Bank Muamalat Indonesia’s director of corporate business, Indra Sugiarto, said that opening a repo transaction line with Bank Bukopin will add more liquidity for the Shariah-compliant bank and help it better manage its liquidity and liquidity contingency plans. At the end of March 2016, its total financing to deposit ratio (FDR) stood at 97.3 percent, up from 94.6 percent for the same period last year.
“Currently Islamic banks’ liquidity is still limited mainly because of the small number of Shariah-compliant interbank instruments, and most Islamic banks have a mismatch between funding and financing. That’s why we need instruments for our liquidity contingency plans,” he said.
According to guidelines from Bank Indonesia, the country’s central bank, Shariah-compliant repo transactions between Islamic and conventional banks are allowed where the former is the issuer. Conventional banks can be both sellers and buyers during the period of the agreement if the underlying certificates are Shariah-compliant. Agreements are to be no more than one year in maturity.
The repo instruments are based on an inter-bank mudarabah investment certificate known as SIMA, and SiKA, a Shariah-compliant certificate for interbank commodity trading.
Sugiarto added that the transactions will also benefit Islamic banks that commonly have higher funding to deposit ratios, meaning lower liquidity levels, than conventional lenders.

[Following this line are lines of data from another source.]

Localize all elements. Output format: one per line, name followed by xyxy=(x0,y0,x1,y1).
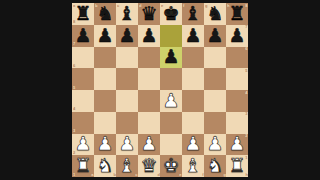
black-pawn[interactable]: ♟ xyxy=(162,47,179,66)
square-c8[interactable]: ♝c xyxy=(116,3,138,25)
square-c7[interactable]: ♟ xyxy=(116,25,138,47)
square-d7[interactable]: ♟ xyxy=(138,25,160,47)
white-pawn[interactable]: ♟ xyxy=(74,134,91,153)
black-queen[interactable]: ♛ xyxy=(140,4,157,23)
square-h6[interactable]: 6 xyxy=(226,47,248,69)
black-pawn[interactable]: ♟ xyxy=(206,26,223,45)
black-knight[interactable]: ♞ xyxy=(96,4,113,23)
square-d4[interactable] xyxy=(138,90,160,112)
white-rook[interactable]: ♜ xyxy=(228,156,245,175)
square-e2[interactable] xyxy=(160,134,182,156)
square-a3[interactable]: 3 xyxy=(72,112,94,134)
letterbox-background: ♜8a♞b♝c♛d♚e♝f♞g♜8h♟7♟♟♟♟♟♟76♟6554♟433♟2♟… xyxy=(0,0,320,180)
black-pawn[interactable]: ♟ xyxy=(228,26,245,45)
square-b4[interactable] xyxy=(94,90,116,112)
square-a5[interactable]: 5 xyxy=(72,68,94,90)
square-e4[interactable]: ♟ xyxy=(160,90,182,112)
coord-rank-right-5: 5 xyxy=(245,69,247,73)
white-pawn[interactable]: ♟ xyxy=(184,134,201,153)
square-b3[interactable] xyxy=(94,112,116,134)
black-bishop[interactable]: ♝ xyxy=(184,4,201,23)
coord-rank-right-7: 7 xyxy=(245,25,247,29)
white-pawn[interactable]: ♟ xyxy=(96,134,113,153)
square-e3[interactable] xyxy=(160,112,182,134)
black-pawn[interactable]: ♟ xyxy=(184,26,201,45)
square-f3[interactable] xyxy=(182,112,204,134)
square-f4[interactable] xyxy=(182,90,204,112)
square-c5[interactable] xyxy=(116,68,138,90)
square-c2[interactable]: ♟ xyxy=(116,134,138,156)
coord-rank-left-5: 5 xyxy=(73,86,75,90)
square-g4[interactable] xyxy=(204,90,226,112)
coord-rank-right-3: 3 xyxy=(245,112,247,116)
coord-rank-left-4: 4 xyxy=(73,107,75,111)
square-d2[interactable]: ♟ xyxy=(138,134,160,156)
coord-rank-right-6: 6 xyxy=(245,47,247,51)
square-g3[interactable] xyxy=(204,112,226,134)
black-rook[interactable]: ♜ xyxy=(228,4,245,23)
black-pawn[interactable]: ♟ xyxy=(74,26,91,45)
square-g5[interactable] xyxy=(204,68,226,90)
black-bishop[interactable]: ♝ xyxy=(118,4,135,23)
square-f7[interactable]: ♟ xyxy=(182,25,204,47)
black-pawn[interactable]: ♟ xyxy=(118,26,135,45)
square-h4[interactable]: 4 xyxy=(226,90,248,112)
coord-rank-right-4: 4 xyxy=(245,91,247,95)
square-e5[interactable] xyxy=(160,68,182,90)
black-rook[interactable]: ♜ xyxy=(74,4,91,23)
white-pawn[interactable]: ♟ xyxy=(228,134,245,153)
square-b8[interactable]: ♞b xyxy=(94,3,116,25)
square-c6[interactable] xyxy=(116,47,138,69)
square-e1[interactable]: ♚e xyxy=(160,155,182,177)
square-c3[interactable] xyxy=(116,112,138,134)
square-a8[interactable]: ♜8a xyxy=(72,3,94,25)
white-king[interactable]: ♚ xyxy=(162,156,179,175)
white-bishop[interactable]: ♝ xyxy=(184,156,201,175)
square-b5[interactable] xyxy=(94,68,116,90)
square-a2[interactable]: ♟2 xyxy=(72,134,94,156)
black-king[interactable]: ♚ xyxy=(162,4,179,23)
square-a1[interactable]: ♜1a xyxy=(72,155,94,177)
square-d1[interactable]: ♛d xyxy=(138,155,160,177)
square-d3[interactable] xyxy=(138,112,160,134)
square-a6[interactable]: 6 xyxy=(72,47,94,69)
square-h1[interactable]: ♜1h xyxy=(226,155,248,177)
coord-rank-right-8: 8 xyxy=(245,4,247,8)
square-b1[interactable]: ♞b xyxy=(94,155,116,177)
coord-rank-right-1: 1 xyxy=(245,156,247,160)
chess-board: ♜8a♞b♝c♛d♚e♝f♞g♜8h♟7♟♟♟♟♟♟76♟6554♟433♟2♟… xyxy=(72,3,248,177)
square-g1[interactable]: ♞g xyxy=(204,155,226,177)
white-pawn[interactable]: ♟ xyxy=(118,134,135,153)
square-g6[interactable] xyxy=(204,47,226,69)
square-e8[interactable]: ♚e xyxy=(160,3,182,25)
square-g7[interactable]: ♟ xyxy=(204,25,226,47)
square-e7[interactable] xyxy=(160,25,182,47)
white-bishop[interactable]: ♝ xyxy=(118,156,135,175)
white-rook[interactable]: ♜ xyxy=(74,156,91,175)
square-f1[interactable]: ♝f xyxy=(182,155,204,177)
square-h3[interactable]: 3 xyxy=(226,112,248,134)
square-a7[interactable]: ♟7 xyxy=(72,25,94,47)
square-f8[interactable]: ♝f xyxy=(182,3,204,25)
white-pawn[interactable]: ♟ xyxy=(140,134,157,153)
square-c4[interactable] xyxy=(116,90,138,112)
square-b2[interactable]: ♟ xyxy=(94,134,116,156)
square-f5[interactable] xyxy=(182,68,204,90)
coord-rank-left-6: 6 xyxy=(73,64,75,68)
black-pawn[interactable]: ♟ xyxy=(96,26,113,45)
square-b6[interactable] xyxy=(94,47,116,69)
square-g8[interactable]: ♞g xyxy=(204,3,226,25)
square-g2[interactable]: ♟ xyxy=(204,134,226,156)
white-pawn[interactable]: ♟ xyxy=(162,91,179,110)
white-knight[interactable]: ♞ xyxy=(206,156,223,175)
square-e6[interactable]: ♟ xyxy=(160,47,182,69)
white-queen[interactable]: ♛ xyxy=(140,156,157,175)
square-d8[interactable]: ♛d xyxy=(138,3,160,25)
black-pawn[interactable]: ♟ xyxy=(140,26,157,45)
square-c1[interactable]: ♝c xyxy=(116,155,138,177)
black-knight[interactable]: ♞ xyxy=(206,4,223,23)
square-f2[interactable]: ♟ xyxy=(182,134,204,156)
square-h7[interactable]: ♟7 xyxy=(226,25,248,47)
square-d5[interactable] xyxy=(138,68,160,90)
square-h5[interactable]: 5 xyxy=(226,68,248,90)
white-pawn[interactable]: ♟ xyxy=(206,134,223,153)
square-b7[interactable]: ♟ xyxy=(94,25,116,47)
square-f6[interactable] xyxy=(182,47,204,69)
square-d6[interactable] xyxy=(138,47,160,69)
square-h8[interactable]: ♜8h xyxy=(226,3,248,25)
square-h2[interactable]: ♟2 xyxy=(226,134,248,156)
square-a4[interactable]: 4 xyxy=(72,90,94,112)
white-knight[interactable]: ♞ xyxy=(96,156,113,175)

Bank Muamalat Indonesia plans to work with three other banks to gain more liquidity through the inter-bank Islamic repo transactions.
“Hopefully by the end of September we could work with two other Shariah-compliant banks and one conventional bank,” said Sugiarto.
Bank Indonesia’s head of department of financial market development, Nanang Hendarsah, said that such transactions will spur more activity in the secondary market. Currently, the volume of daily repo transactions stand at 1.8 trillion rupiah. He hopes the figure will rise to around 2-5 trillion rupiah by the end of this year.
“Demand for liquidity has grown following Eid al fitr and the long weekend after it. The market needs longer maturity certificates and also foreign banks as custodians to hold more bond auctions. We hope to see daily repo transaction reach an average 4 trillion rupiah by this August,” he added.